Previamente al mes de marzo, la mayoría de las entidades estaban analizando enfoques para extender su perímetro de seguridad (esos cortafuegos comparables a los muros de las fortalezas) buscando eficientar y optimizar procesos de negocio apoyándose en soluciones en la nube. Sin embargo, ese perímetro desapareció repentinamente con el Real Decreto 463/2020 de 14 de marzo por el que se decretó el estado de alarma y confinó a toda la ciudadanía en sus domicilios, obligando a empleados y terceros a realizar sus tareas habituales en remoto. No me equivoco al afirmar que esta coyuntura ha estimulado exponencialmente una parte de la transformación digital, concretamente la relativa a la movilidad del puesto de trabajo.
Los problemas crecen en el contexto de la movilidad total
El domicilio como lugar de trabajo, es aquí donde los problemas de seguridad empiezan a aflorar: entornos no confiables, WIFIs domésticas no protegidas, dificultad para controlar y gestionar equipos en remoto por parte de las empresas, navegación de los empleados sin filtro de seguridad, aumento de los riesgos al “solaparse” vida personal y profesional, e incremento sustancial del uso de todo tipo de plataformas colaborativas y de comunicación. Estos son solo algunos de los desafíos a los que los departamentos de ciberseguridad hemos tenido que hacer frente de forma repentina.
Especial mención merece la amenaza que suponen los accesos remotos, todos ellos están expuestos a un robo de contraseña, pero no todos tienen el mismo nivel de seguridad. La posibilidad real de que los ciberdelincuentes se hagan con las “llaves del castillo”, ha llevado a muchas compañías a habilitar una autenticación robusta (segundo factor de autenticación), es decir, el mecanismo que permite acreditar de forma adicional y alternativa que somos nosotros los que accedemos, un viejo conocido de la banca online con el que confirmas una operación con un SMS.

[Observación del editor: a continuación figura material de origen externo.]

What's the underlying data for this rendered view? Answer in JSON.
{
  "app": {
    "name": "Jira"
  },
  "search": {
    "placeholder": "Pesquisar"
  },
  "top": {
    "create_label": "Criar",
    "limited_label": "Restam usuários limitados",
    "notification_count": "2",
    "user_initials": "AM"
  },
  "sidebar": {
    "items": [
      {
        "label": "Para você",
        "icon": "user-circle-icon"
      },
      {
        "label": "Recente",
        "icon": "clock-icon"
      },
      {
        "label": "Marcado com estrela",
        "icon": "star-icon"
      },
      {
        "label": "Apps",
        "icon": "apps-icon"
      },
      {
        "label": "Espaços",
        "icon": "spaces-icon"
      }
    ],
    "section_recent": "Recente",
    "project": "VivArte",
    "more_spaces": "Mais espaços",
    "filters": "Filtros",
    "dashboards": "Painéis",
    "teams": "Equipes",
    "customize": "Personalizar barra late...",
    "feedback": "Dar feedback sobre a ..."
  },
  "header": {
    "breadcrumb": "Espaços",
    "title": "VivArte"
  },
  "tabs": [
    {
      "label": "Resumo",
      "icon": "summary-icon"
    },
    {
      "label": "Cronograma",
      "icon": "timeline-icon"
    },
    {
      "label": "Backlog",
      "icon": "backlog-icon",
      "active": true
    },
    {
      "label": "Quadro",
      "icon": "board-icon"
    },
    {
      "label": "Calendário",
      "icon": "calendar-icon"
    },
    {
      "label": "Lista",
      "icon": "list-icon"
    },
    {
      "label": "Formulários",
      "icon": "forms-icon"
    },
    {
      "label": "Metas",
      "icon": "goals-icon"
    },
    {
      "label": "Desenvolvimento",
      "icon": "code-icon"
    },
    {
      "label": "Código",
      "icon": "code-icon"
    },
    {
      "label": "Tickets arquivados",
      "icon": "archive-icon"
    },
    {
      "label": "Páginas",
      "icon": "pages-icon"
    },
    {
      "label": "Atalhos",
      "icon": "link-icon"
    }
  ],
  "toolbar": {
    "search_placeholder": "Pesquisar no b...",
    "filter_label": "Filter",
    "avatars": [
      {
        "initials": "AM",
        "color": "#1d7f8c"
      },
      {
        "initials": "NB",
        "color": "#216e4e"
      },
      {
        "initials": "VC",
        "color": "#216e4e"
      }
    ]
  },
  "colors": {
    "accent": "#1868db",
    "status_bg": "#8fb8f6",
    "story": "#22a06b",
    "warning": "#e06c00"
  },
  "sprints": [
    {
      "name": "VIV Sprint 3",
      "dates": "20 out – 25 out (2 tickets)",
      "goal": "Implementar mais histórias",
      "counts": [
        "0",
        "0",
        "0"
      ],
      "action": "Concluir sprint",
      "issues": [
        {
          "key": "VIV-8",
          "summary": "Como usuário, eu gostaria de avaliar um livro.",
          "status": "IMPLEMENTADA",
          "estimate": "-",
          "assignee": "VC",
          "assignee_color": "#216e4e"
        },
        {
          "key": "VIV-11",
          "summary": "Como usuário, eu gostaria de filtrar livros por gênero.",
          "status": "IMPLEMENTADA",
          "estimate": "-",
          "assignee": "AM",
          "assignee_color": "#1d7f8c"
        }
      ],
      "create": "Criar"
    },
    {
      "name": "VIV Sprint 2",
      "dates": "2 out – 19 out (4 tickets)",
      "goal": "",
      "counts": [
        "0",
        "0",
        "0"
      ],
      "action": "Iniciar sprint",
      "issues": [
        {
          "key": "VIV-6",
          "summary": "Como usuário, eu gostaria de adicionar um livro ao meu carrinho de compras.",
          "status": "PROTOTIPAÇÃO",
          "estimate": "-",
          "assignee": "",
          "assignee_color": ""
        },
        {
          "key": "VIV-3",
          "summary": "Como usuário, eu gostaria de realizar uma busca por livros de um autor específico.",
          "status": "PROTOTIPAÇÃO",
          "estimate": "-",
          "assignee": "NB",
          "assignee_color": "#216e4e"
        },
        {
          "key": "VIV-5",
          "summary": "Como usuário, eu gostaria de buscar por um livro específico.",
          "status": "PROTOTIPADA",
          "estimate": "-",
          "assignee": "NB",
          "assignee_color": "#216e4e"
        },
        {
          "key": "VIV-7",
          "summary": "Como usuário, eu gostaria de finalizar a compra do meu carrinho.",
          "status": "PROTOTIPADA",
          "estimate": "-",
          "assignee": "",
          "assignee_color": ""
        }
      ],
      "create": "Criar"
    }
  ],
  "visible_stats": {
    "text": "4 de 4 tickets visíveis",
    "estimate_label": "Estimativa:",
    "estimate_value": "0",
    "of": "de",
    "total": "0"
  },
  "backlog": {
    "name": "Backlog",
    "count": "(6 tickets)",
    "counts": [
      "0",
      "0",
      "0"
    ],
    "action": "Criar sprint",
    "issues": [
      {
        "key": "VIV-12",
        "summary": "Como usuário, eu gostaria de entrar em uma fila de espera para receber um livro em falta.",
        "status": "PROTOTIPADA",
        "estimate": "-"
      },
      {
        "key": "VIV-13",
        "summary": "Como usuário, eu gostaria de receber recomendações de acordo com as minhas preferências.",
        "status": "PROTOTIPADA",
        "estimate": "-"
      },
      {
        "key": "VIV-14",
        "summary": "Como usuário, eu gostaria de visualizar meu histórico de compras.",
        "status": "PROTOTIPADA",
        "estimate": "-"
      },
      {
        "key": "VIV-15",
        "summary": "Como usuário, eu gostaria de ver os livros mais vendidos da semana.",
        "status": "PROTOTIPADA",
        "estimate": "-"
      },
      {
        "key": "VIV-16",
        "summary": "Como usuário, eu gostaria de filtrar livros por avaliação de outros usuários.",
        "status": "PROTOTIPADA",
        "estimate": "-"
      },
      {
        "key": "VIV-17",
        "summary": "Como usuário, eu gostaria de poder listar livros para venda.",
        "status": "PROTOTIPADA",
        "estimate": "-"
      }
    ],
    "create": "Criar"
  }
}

Si este escenario es ya de por sí preocupante para las empresas, esta inquietud se multiplica exponencialmente al trasladar esos mismos desafíos a los terceros y a las cadenas de suministro asociadas.
De forma paralela, los ciberdelincuentes han encontrado en esta situación adversa, el caldo de cultivo perfecto para utilizar técnicas de ingeniería social que consigan embaucar a los empleados, aprovechándose de la vulnerabilidad que este escenario ha generado. Este engaño lleva a los usuarios a realizar acciones que ponen en jaque la ciberseguridad de las compañías, dejando al descubierto no sólo datos de las propias empresas, sino también, la información personal de los propios usuarios. Ejemplos claros de estas artimañas son las falsas aplicaciones, noticias de la COVID, cargos en tarjetas de crédito disfrazados de pagos, suplantaciones de Centros de Atención a Usuarios, o la noticia del año de descubrimiento de la vacuna que llevan un fichero adjunto nada deseable.
Soluciones disruptivas para un paradigma que ha venido para quedarse
El tsunami ocasionado por la COVID y sus sucesivas consecuencias en nuestro día a día, nos empuja a buscar soluciones difíciles de implantar pero que, sin lugar a dudas, supondrán un retorno de la inversión considerable en términos de seguridad de la información y procesos de negocio implicados. Estamos hablando de Arquitecturas “ZeroTrust” y de “SASE” (Secure Access Service Edge). Estas tendencias permiten a las empresas aplicar estrictas políticas y controles de seguridad homogéneos con gestión centralizada en la nube, independientemente de la ubicación, naturaleza de las aplicaciones y dispositivos, tipo de empleado (interno o externo), y destino de la conexión, desde CPDs corporativos hasta cualquiera de los servicios de la nube.
En definitiva, podemos afirmar que esta excepcional situación ha empujado forzosamente a las empresas a incrementar sus capacidades en materia de ciberseguridad de forma abrupta, sintiendo muy de cerca la presión del modelo de negocio de los cibercriminales, para los cuales esta crisis ha sido y es, una gran aliada.